1. All Aboard The Stimulus Express
China has signaled its intentions to open its wallet once more and cough up an estimated $296.21 billion stimulus package to offset Q4’s dismal trade and manufacturing data. It’s a good thing the world’s second largest economy has such deep pockets!
So far, monetary stimulus has done little to save China from the ravages of its trade war with the US and now President Xi Jinping is looking to get a bit more forceful with the reigns of the economy.
Analysts are murmuring about sizeable cuts in taxes and fees and even larger endowments for local governments to spend on infrastructure projects to drag China out of its downward growth spiral. While positive developments in trade war talks have boosted Asian markets from their October lows, the damage done to international trade will have a lingering effect on the region.

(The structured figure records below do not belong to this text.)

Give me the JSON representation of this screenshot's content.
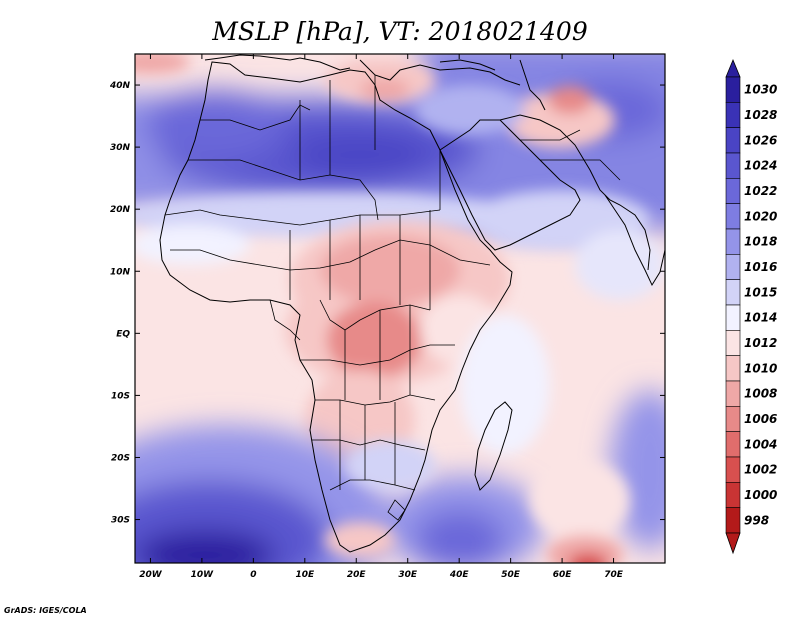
{
  "title": "MSLP [hPa], VT: 2018021409",
  "credit": "GrADS: IGES/COLA",
  "map": {
    "lon_range": [
      -23,
      80
    ],
    "lat_range": [
      -37,
      45
    ],
    "lon_ticks": [
      {
        "lon": -20,
        "label": "20W"
      },
      {
        "lon": -10,
        "label": "10W"
      },
      {
        "lon": 0,
        "label": "0"
      },
      {
        "lon": 10,
        "label": "10E"
      },
      {
        "lon": 20,
        "label": "20E"
      },
      {
        "lon": 30,
        "label": "30E"
      },
      {
        "lon": 40,
        "label": "40E"
      },
      {
        "lon": 50,
        "label": "50E"
      },
      {
        "lon": 60,
        "label": "60E"
      },
      {
        "lon": 70,
        "label": "70E"
      }
    ],
    "lat_ticks": [
      {
        "lat": 40,
        "label": "40N"
      },
      {
        "lat": 30,
        "label": "30N"
      },
      {
        "lat": 20,
        "label": "20N"
      },
      {
        "lat": 10,
        "label": "10N"
      },
      {
        "lat": 0,
        "label": "EQ"
      },
      {
        "lat": -10,
        "label": "10S"
      },
      {
        "lat": -20,
        "label": "20S"
      },
      {
        "lat": -30,
        "label": "30S"
      }
    ]
  },
  "colorbar": {
    "levels": [
      "1030",
      "1028",
      "1026",
      "1024",
      "1022",
      "1020",
      "1018",
      "1016",
      "1015",
      "1014",
      "1012",
      "1010",
      "1008",
      "1006",
      "1004",
      "1002",
      "1000",
      "998"
    ],
    "colors": [
      "#2a1f9e",
      "#3a32b6",
      "#4a44c4",
      "#5a56cf",
      "#6b68d9",
      "#7e7de2",
      "#9494e9",
      "#b1b2f0",
      "#d2d3f7",
      "#f2f2ff",
      "#fbe4e4",
      "#f6c7c6",
      "#efa8a7",
      "#e78a89",
      "#e06d6c",
      "#d8504f",
      "#c93434",
      "#b31a1a"
    ]
  },
  "pressure_fields": [
    {
      "name": "sahara-high",
      "lon": 12,
      "lat": 30,
      "value": 1024
    },
    {
      "name": "mediterranean-low",
      "lon": 22,
      "lat": 40,
      "value": 1011
    },
    {
      "name": "persia-low",
      "lon": 58,
      "lat": 35,
      "value": 1010
    },
    {
      "name": "sudan-low",
      "lon": 30,
      "lat": 12,
      "value": 1009
    },
    {
      "name": "congo-low",
      "lon": 24,
      "lat": -1,
      "value": 1008
    },
    {
      "name": "south-atlantic-high",
      "lon": -10,
      "lat": -32,
      "value": 1025
    },
    {
      "name": "south-indian-high",
      "lon": 42,
      "lat": -27,
      "value": 1020
    },
    {
      "name": "south-indian-low",
      "lon": 64,
      "lat": -37,
      "value": 1005
    }
  ]
}
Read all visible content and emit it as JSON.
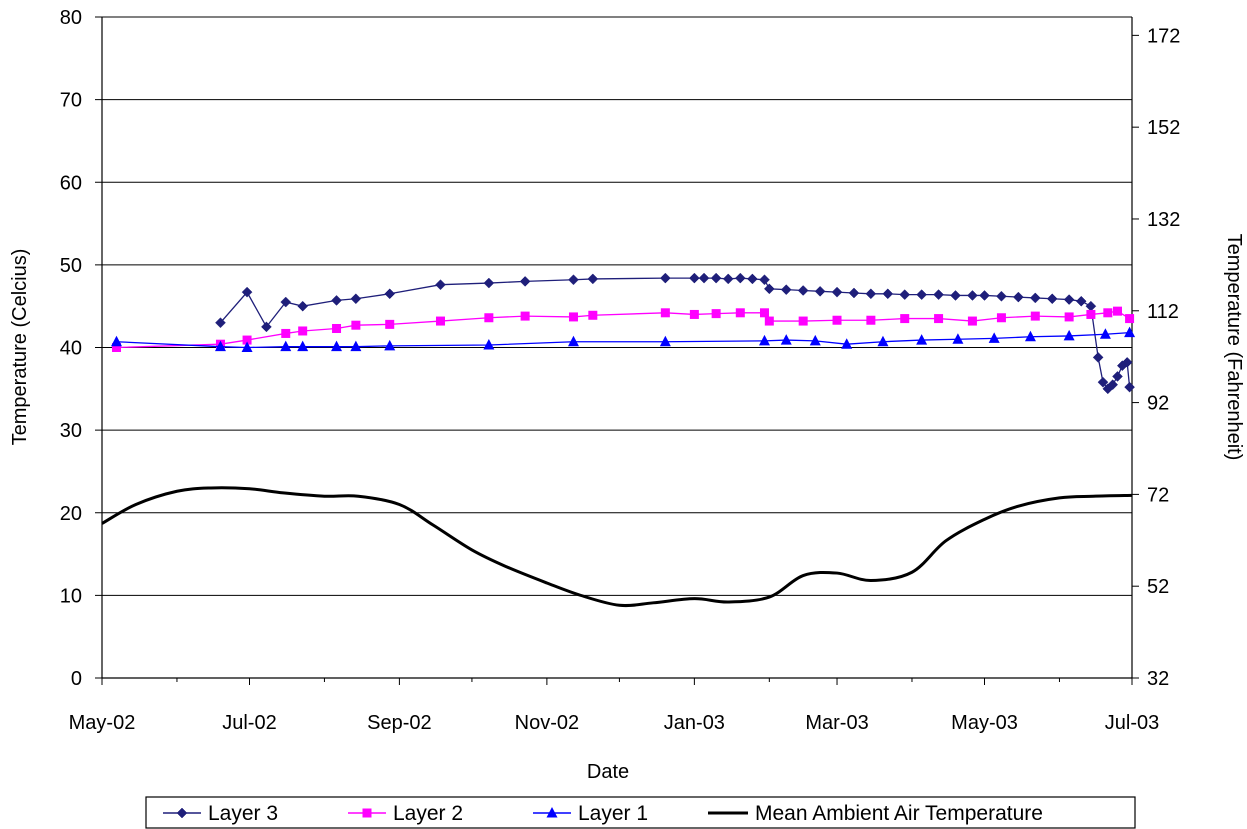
{
  "chart_data": {
    "type": "line",
    "xlabel": "Date",
    "ylabel": "Temperature (Celcius)",
    "y2label": "Temperature (Fahrenheit)",
    "x_range": [
      "2002-05-01",
      "2003-07-01"
    ],
    "x_ticks": [
      {
        "date": "2002-05-01",
        "label": "May-02"
      },
      {
        "date": "2002-07-01",
        "label": "Jul-02"
      },
      {
        "date": "2002-09-01",
        "label": "Sep-02"
      },
      {
        "date": "2002-11-01",
        "label": "Nov-02"
      },
      {
        "date": "2003-01-01",
        "label": "Jan-03"
      },
      {
        "date": "2003-03-01",
        "label": "Mar-03"
      },
      {
        "date": "2003-05-01",
        "label": "May-03"
      },
      {
        "date": "2003-07-01",
        "label": "Jul-03"
      }
    ],
    "ylim": [
      0,
      80
    ],
    "y_ticks": [
      0,
      10,
      20,
      30,
      40,
      50,
      60,
      70,
      80
    ],
    "y2lim": [
      32,
      176
    ],
    "y2_ticks": [
      32,
      52,
      72,
      92,
      112,
      132,
      152,
      172
    ],
    "grid": "horizontal",
    "legend_position": "bottom",
    "series": [
      {
        "name": "Layer 3",
        "color": "#1F1F7A",
        "marker": "diamond",
        "points": [
          [
            "2002-06-19",
            43.0
          ],
          [
            "2002-06-30",
            46.7
          ],
          [
            "2002-07-08",
            42.5
          ],
          [
            "2002-07-16",
            45.5
          ],
          [
            "2002-07-23",
            45.0
          ],
          [
            "2002-08-06",
            45.7
          ],
          [
            "2002-08-14",
            45.9
          ],
          [
            "2002-08-28",
            46.5
          ],
          [
            "2002-09-18",
            47.6
          ],
          [
            "2002-10-08",
            47.8
          ],
          [
            "2002-10-23",
            48.0
          ],
          [
            "2002-11-12",
            48.2
          ],
          [
            "2002-11-20",
            48.3
          ],
          [
            "2002-12-20",
            48.4
          ],
          [
            "2003-01-01",
            48.4
          ],
          [
            "2003-01-05",
            48.4
          ],
          [
            "2003-01-10",
            48.4
          ],
          [
            "2003-01-15",
            48.3
          ],
          [
            "2003-01-20",
            48.4
          ],
          [
            "2003-01-25",
            48.3
          ],
          [
            "2003-01-30",
            48.2
          ],
          [
            "2003-02-01",
            47.1
          ],
          [
            "2003-02-08",
            47.0
          ],
          [
            "2003-02-15",
            46.9
          ],
          [
            "2003-02-22",
            46.8
          ],
          [
            "2003-03-01",
            46.7
          ],
          [
            "2003-03-08",
            46.6
          ],
          [
            "2003-03-15",
            46.5
          ],
          [
            "2003-03-22",
            46.5
          ],
          [
            "2003-03-29",
            46.4
          ],
          [
            "2003-04-05",
            46.4
          ],
          [
            "2003-04-12",
            46.4
          ],
          [
            "2003-04-19",
            46.3
          ],
          [
            "2003-04-26",
            46.3
          ],
          [
            "2003-05-01",
            46.3
          ],
          [
            "2003-05-08",
            46.2
          ],
          [
            "2003-05-15",
            46.1
          ],
          [
            "2003-05-22",
            46.0
          ],
          [
            "2003-05-29",
            45.9
          ],
          [
            "2003-06-05",
            45.8
          ],
          [
            "2003-06-10",
            45.6
          ],
          [
            "2003-06-14",
            45.0
          ],
          [
            "2003-06-17",
            38.8
          ],
          [
            "2003-06-19",
            35.8
          ],
          [
            "2003-06-21",
            35.0
          ],
          [
            "2003-06-23",
            35.5
          ],
          [
            "2003-06-25",
            36.5
          ],
          [
            "2003-06-27",
            37.8
          ],
          [
            "2003-06-29",
            38.2
          ],
          [
            "2003-06-30",
            35.2
          ]
        ]
      },
      {
        "name": "Layer 2",
        "color": "#FF00FF",
        "marker": "square",
        "points": [
          [
            "2002-05-07",
            40.0
          ],
          [
            "2002-06-19",
            40.4
          ],
          [
            "2002-06-30",
            40.9
          ],
          [
            "2002-07-16",
            41.7
          ],
          [
            "2002-07-23",
            42.0
          ],
          [
            "2002-08-06",
            42.3
          ],
          [
            "2002-08-14",
            42.7
          ],
          [
            "2002-08-28",
            42.8
          ],
          [
            "2002-09-18",
            43.2
          ],
          [
            "2002-10-08",
            43.6
          ],
          [
            "2002-10-23",
            43.8
          ],
          [
            "2002-11-12",
            43.7
          ],
          [
            "2002-11-20",
            43.9
          ],
          [
            "2002-12-20",
            44.2
          ],
          [
            "2003-01-01",
            44.0
          ],
          [
            "2003-01-10",
            44.1
          ],
          [
            "2003-01-20",
            44.2
          ],
          [
            "2003-01-30",
            44.2
          ],
          [
            "2003-02-01",
            43.2
          ],
          [
            "2003-02-15",
            43.2
          ],
          [
            "2003-03-01",
            43.3
          ],
          [
            "2003-03-15",
            43.3
          ],
          [
            "2003-03-29",
            43.5
          ],
          [
            "2003-04-12",
            43.5
          ],
          [
            "2003-04-26",
            43.2
          ],
          [
            "2003-05-08",
            43.6
          ],
          [
            "2003-05-22",
            43.8
          ],
          [
            "2003-06-05",
            43.7
          ],
          [
            "2003-06-14",
            44.0
          ],
          [
            "2003-06-21",
            44.2
          ],
          [
            "2003-06-25",
            44.4
          ],
          [
            "2003-06-30",
            43.5
          ]
        ]
      },
      {
        "name": "Layer 1",
        "color": "#0000FF",
        "marker": "triangle",
        "points": [
          [
            "2002-05-07",
            40.7
          ],
          [
            "2002-06-19",
            40.1
          ],
          [
            "2002-06-30",
            40.0
          ],
          [
            "2002-07-16",
            40.1
          ],
          [
            "2002-07-23",
            40.1
          ],
          [
            "2002-08-06",
            40.1
          ],
          [
            "2002-08-14",
            40.1
          ],
          [
            "2002-08-28",
            40.2
          ],
          [
            "2002-10-08",
            40.3
          ],
          [
            "2002-11-12",
            40.7
          ],
          [
            "2002-12-20",
            40.7
          ],
          [
            "2003-01-30",
            40.8
          ],
          [
            "2003-02-08",
            40.9
          ],
          [
            "2003-02-20",
            40.8
          ],
          [
            "2003-03-05",
            40.4
          ],
          [
            "2003-03-20",
            40.7
          ],
          [
            "2003-04-05",
            40.9
          ],
          [
            "2003-04-20",
            41.0
          ],
          [
            "2003-05-05",
            41.1
          ],
          [
            "2003-05-20",
            41.3
          ],
          [
            "2003-06-05",
            41.4
          ],
          [
            "2003-06-20",
            41.6
          ],
          [
            "2003-06-30",
            41.8
          ]
        ]
      },
      {
        "name": "Mean Ambient Air Temperature",
        "color": "#000000",
        "marker": "none",
        "points": [
          [
            "2002-05-01",
            18.7
          ],
          [
            "2002-05-15",
            21.0
          ],
          [
            "2002-06-01",
            22.6
          ],
          [
            "2002-06-15",
            23.0
          ],
          [
            "2002-07-01",
            22.9
          ],
          [
            "2002-07-15",
            22.4
          ],
          [
            "2002-08-01",
            22.0
          ],
          [
            "2002-08-15",
            22.0
          ],
          [
            "2002-09-01",
            21.0
          ],
          [
            "2002-09-15",
            18.5
          ],
          [
            "2002-10-01",
            15.5
          ],
          [
            "2002-10-15",
            13.5
          ],
          [
            "2002-11-01",
            11.5
          ],
          [
            "2002-11-15",
            10.0
          ],
          [
            "2002-12-01",
            8.8
          ],
          [
            "2002-12-15",
            9.1
          ],
          [
            "2003-01-01",
            9.6
          ],
          [
            "2003-01-15",
            9.2
          ],
          [
            "2003-02-01",
            9.8
          ],
          [
            "2003-02-15",
            12.4
          ],
          [
            "2003-03-01",
            12.7
          ],
          [
            "2003-03-15",
            11.8
          ],
          [
            "2003-04-01",
            12.8
          ],
          [
            "2003-04-15",
            16.6
          ],
          [
            "2003-05-01",
            19.2
          ],
          [
            "2003-05-15",
            20.8
          ],
          [
            "2003-06-01",
            21.8
          ],
          [
            "2003-06-15",
            22.0
          ],
          [
            "2003-07-01",
            22.1
          ]
        ]
      }
    ]
  }
}
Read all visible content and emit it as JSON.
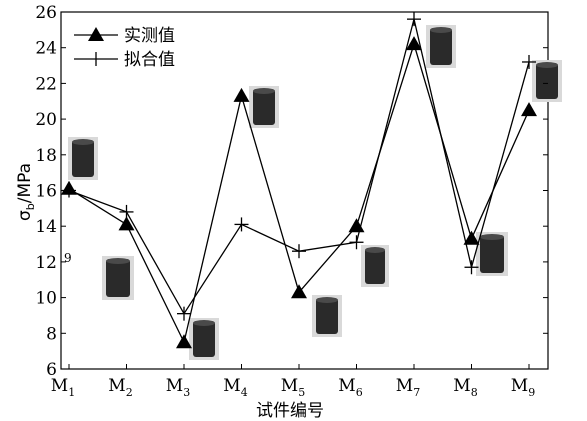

The stimulus package is predicted to add roughly 0.46% to GDP, benefiting China’s construction, manufacturing, and basic materials producers the most. The goal is to generate growth in small and medium sized businesses through targeted lending without flooding the economy and putting pressure on its currency.
China had a rough 2018, but President Xi is taking the gloves off in 2019. The stimulus express has left the station. Next stop growth?
2. US Auto Comeback
Amidst extensive skepticism about a weak macro environment, the US auto market is making a considerable comeback in 2019 with both GM and Ford entering new bull markets. Now that’s the American muscle we like to see!
Despite a persistent chorus of analysts shouting down the prospects of a growing US automotive industry, Ford and GM have managed to snatch back 21% and 23% respectively from their December lows.
GM managed to silence the naysayers expecting dismal guidance numbers from US firms by posting a positive outlook for 2019 last Friday and bouncing 7% on the day to cap off a strong week.
The recent bout of auto optimism has also been fueled by a budding relationship between Ford and VW on innovative commercial, electric and self-driving vehicle solutions in the pipeline.
The collaboration is set to save both firms billions of dollars every year and may be the X-factor that helps the US automotive industry weather the persistent effects of the trade war and slowing global growth.
Positioned a long way off their 52 week highs, both companies still have extensive upside potential should investors start believing in American muscle again. Long may the comeback last!
Today we are watching…
1. JP Morgan Chase (#jpm)
JP Morgan is the next big bank on the chopping block to report earnings after Citi published better than expected results yesterday. The consensus in the market is mixed with some expecting a neutral outcome while others are banking on it to outperform. Citi’s lower bond trading figures will worry the trade-heavy JP Morgan, but at the moment the outcome is anyone’s guess!
2. Delta Air Lines (#delta)
The highly-anticipated release of Delta’s earnings data is on the cards for today and airline investors will be watching closely. With competitors slashing revenue estimates towards the end of the year and Bank of America’s recent ratings downgrade from buy to neutral, things are looking grim for Delta. The consensus earning per share estimate is $1.27 and revenue is $10.77bn. Let’s see if Delta can pull a positive outcome out of the bag!